This is a very short glossary of terms which might be useful to students of linguistics who are unfamiliar with computational linguistics. For detailed information on the theory underlying the current advances in speech technology, read Speech and Language Processing, An Introduction to Natural Language Processing, Computational Linguistics, and Speech Recognition by Daniel Jurafsky and James H. Martin (Prentice Hall: New Jersey, 2000). This text is clearly written and integrates basic linguistic theory with computational theory. CLABU members recommend it highly.
According to Miriam Webster's Collegiate Dictionary (http://www.yourdictionary.com) artificial intelligence is "1 : the capability of a machine to imitate intelligent human behavior 2 : a branch of computer science dealing with the simulation of intelligent behavior in computers."
Artificial intelligence is "made possible by [computer] strength in information-processing capability associated with certain basic areas. These areas include matching, goal reduction, constraint exploitation, search, control, problem solving, and logic." (Patrick Henry Winston, Artificial Intelligence, 2nd ed. Addison-Wesley: Reading, MA, 1984. p.17)
One application of artificial intelligence is natural language processing.

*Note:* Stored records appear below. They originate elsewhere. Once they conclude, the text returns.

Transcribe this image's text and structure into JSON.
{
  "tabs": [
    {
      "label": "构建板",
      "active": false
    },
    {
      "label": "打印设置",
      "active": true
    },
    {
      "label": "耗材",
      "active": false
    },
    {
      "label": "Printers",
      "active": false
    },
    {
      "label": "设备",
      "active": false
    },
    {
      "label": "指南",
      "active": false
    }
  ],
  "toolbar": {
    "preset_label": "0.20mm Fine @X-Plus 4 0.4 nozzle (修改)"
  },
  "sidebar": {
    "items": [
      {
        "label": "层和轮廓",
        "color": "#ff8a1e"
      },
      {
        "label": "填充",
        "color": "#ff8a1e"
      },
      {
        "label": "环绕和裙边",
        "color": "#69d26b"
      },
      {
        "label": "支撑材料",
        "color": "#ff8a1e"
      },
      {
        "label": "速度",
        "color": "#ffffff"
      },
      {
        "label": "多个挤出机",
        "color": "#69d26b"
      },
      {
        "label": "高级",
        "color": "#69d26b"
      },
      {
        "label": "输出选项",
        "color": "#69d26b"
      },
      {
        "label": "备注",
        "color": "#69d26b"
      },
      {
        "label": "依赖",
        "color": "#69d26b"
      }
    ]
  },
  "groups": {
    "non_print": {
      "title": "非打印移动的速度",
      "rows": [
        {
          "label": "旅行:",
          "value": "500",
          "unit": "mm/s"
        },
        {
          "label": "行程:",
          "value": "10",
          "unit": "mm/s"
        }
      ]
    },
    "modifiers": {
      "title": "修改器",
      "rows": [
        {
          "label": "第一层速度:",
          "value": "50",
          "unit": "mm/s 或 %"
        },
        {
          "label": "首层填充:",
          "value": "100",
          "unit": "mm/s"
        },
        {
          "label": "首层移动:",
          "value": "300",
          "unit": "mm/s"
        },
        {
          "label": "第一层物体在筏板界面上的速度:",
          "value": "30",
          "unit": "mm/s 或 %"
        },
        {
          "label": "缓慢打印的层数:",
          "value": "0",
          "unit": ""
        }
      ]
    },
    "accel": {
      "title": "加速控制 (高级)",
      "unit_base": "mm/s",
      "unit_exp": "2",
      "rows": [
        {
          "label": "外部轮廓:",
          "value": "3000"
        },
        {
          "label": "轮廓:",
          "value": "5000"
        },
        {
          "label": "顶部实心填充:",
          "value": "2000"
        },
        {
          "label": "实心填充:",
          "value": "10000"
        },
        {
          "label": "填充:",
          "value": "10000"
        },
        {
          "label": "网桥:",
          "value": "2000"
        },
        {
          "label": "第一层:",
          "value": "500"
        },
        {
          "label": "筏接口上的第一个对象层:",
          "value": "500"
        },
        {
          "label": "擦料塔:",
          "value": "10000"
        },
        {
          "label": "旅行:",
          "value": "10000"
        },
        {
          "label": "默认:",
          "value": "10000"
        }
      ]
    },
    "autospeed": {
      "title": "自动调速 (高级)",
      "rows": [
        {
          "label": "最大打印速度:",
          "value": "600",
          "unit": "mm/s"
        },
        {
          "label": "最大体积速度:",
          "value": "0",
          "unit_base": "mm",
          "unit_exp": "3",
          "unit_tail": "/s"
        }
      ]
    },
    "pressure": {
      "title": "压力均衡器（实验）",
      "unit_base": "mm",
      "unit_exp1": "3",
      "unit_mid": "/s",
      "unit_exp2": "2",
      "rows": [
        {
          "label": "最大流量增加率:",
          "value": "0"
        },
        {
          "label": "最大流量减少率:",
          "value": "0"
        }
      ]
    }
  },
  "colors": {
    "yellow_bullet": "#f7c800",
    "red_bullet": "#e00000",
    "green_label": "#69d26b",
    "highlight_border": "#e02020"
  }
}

"Simply put, computational linguistics is the scientific study of language from a computational perspective. Computational linguists are interested in providing computational models of various kinds of linguistic phenomena. These models may be "knowledge-based" ("hand-crafted") or "data-driven" ("statistical" or "empirical"). Work in computational linguistics is in some cases motivated from a scientific perspective in that one is trying to provide a computational explanation for a particular linguistic or psycholinguistic phenomenon; and in other cases the motivation may be more purely technological in that one wants to provide a working component of a speech or natural language system. Indeed, the work of computational linguists is incorporated into many working systems today, including speech recognition systems, text-to-speech synthesizers, automated voice response systems, web search engines, text editors, language instruction materials, to name just a few. "
A corpus is "a collection of linguistic data, either written texts or a transcription of recorded speech, which can be used as a starting-point of linguistic description or as a means of verifying hypotheses about a language."(David Crystal, A Dictionary of Linguistics and Phonetics, Blackwell, 3rd Edition, 1991.)
The corpus may or may not be "tagged", or annotated, for linguistic features such as parts of speech, discourse features, phonetic transcriptions, syntactic information etc. The most useful corpora are in electronic form so that they may be searched for selected words, phrases, patterns, or features. Commonly used corpora are the CHILDES database, COBUILD, the British National Corpus, and the Corpus of Professional Spoken American English. See Michael Barlow's website for a list of corpora and corpus linguistics references.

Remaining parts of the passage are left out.